Eosinophilic pustular folliculitis
Last Updated: 2023-07-07
Author(s): Anzengruber F., Navarini A.
ICD11: ED9Y
Ofuji 1970.
Eosinophilic pustulosis, eosinophilic pustular folliculitis, Ofuji syndrome, eosinophilic folliculitis. Do not confuse with papuloerythroderma Ofuji 1984 ("deckchair sign").
Non-infectious, relapsing folliculitis.
- Division
- Infantile form.
- Classical form.
- Immune suppression-associated form.
- Rare, rather occurring in the Asian region (Japan)
- Infantile form: Boys are more often affected than girls. The frequency peak is between 5-10 months. Here often preceding infestations such as scabies, larva migrans.
- Classical form: Young men (3rd-5th decade of life).
- Rarely occurring in neonates. Sporadic neonatal cases exist.
- Adult form: In this case, young males (3rd-4th decade of life) are most affected
- In the immunosuppression-associated form: mostly HIV infections, from < 200 CD4 T cells.
- Drug-induced: carbamazepine, allopurinol.
Pruritic, erythematous papules, plaques and sterile pustules, some of which are confluent. Usually pustules are less visible. Regression is often visible centrally. Healing occurs with postinflammatory hyperpigmentation.
Localisation:
- In particular, the face (in women in 93%, in men 73% facial involvement).
- Classical form: face (about 90% of cases), trunk (1/3), extremities (1/4), hands/feet (1/5), scalp (1/10).
- Infantile form: face (approx. 2/3 of cases), trunk (2/3), extremities (1/10), hands/feet (0), scalp (1/5).
- Immunosuppression-associated form: face (approx. 25% of cases), trunk (0), extremities (25%), hands/feet (0), scalp (50%).
- Anamnesis
- Clinical picture
- Blood count, in 1/3 of cases eosinophilia
- Biopsy
- HIV serology
- IgE level
Mostly face, torso, extremities
Superficial spongiotic, eosinophil-rich dermatitis with folliculitis
Chronic-recurrent course
- Spontaneous healing is possible
- Healing under hyperpigmentation
- Seldom also under scarring.
Topical therapy
- Zinc-containing externals (Lotio alba)
- Dermocorticoids: Class III (potent): mometasone fuorate cream
- Calcineurin inhibitors: tacrolimus ointment 0.1% 2x daily for 2 weeks
- Permethrin 5% cream (against Demodex mites, which can act as a trigger).
Radiation therapy: PUVA / UVB
Systemic therapy
- Antihistamines (H1 blockers, desloratadine (p.o. 5 mg 1x daily) NW: fatigue. CI: pregnancy, lactation, hypersensitivity to ingredient.
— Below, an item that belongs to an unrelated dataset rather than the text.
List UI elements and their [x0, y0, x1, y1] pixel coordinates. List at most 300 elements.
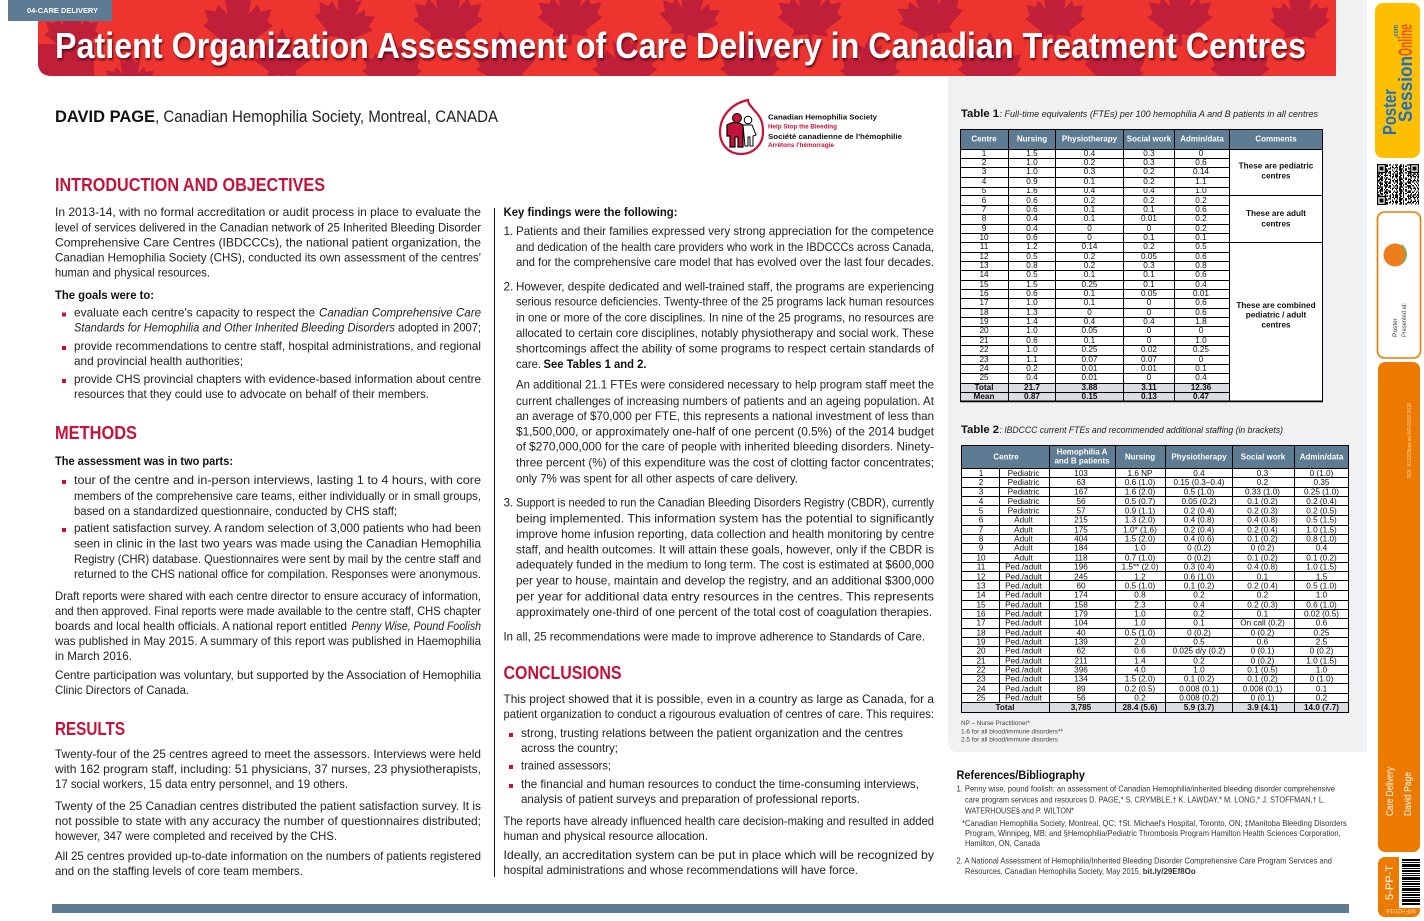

- NSAID (indomethacin) p.o. 1-2x daily 75mg
- Folic acid antagonists
- Sulphones (dapsone) p.o. 1.5mg/kg bw daily, if necessary increase every 2 weeks by 25-50mg, up to max. 300mg daily. Before administration: exclusion of glucose-6-phosphate dehydrogenase deficiency. Met-Hb: should be checked 2 weeks and 6 weeks after starting therapy.
- Systemic glucocorticoids: prednisolone p.o. 0.5-1.0 mg/kg/d, in tapering application frequency, methylprednisolone p.o. 40mg 1x daily.
- Ofuji S. Eosinophilic Pustular Folliculitis. Dermatology 1987;174:53-6.
- Ota T, Hata Y, Tanikawa A, Amagai M, Tanaka M, Nishikawa T. Eosinophilic pustular folliculitis (Ofuji's disease): indometacin as a first choice of treatment. Clinical and Experimental Dermatology 2001;26:179-81.
- Katoh M, Nomura T, Miyachi Y, Kabashima K. Eosinophilic pustular folliculitis: a review of the Japanese published works. J Dermatol 2013;40:15-20.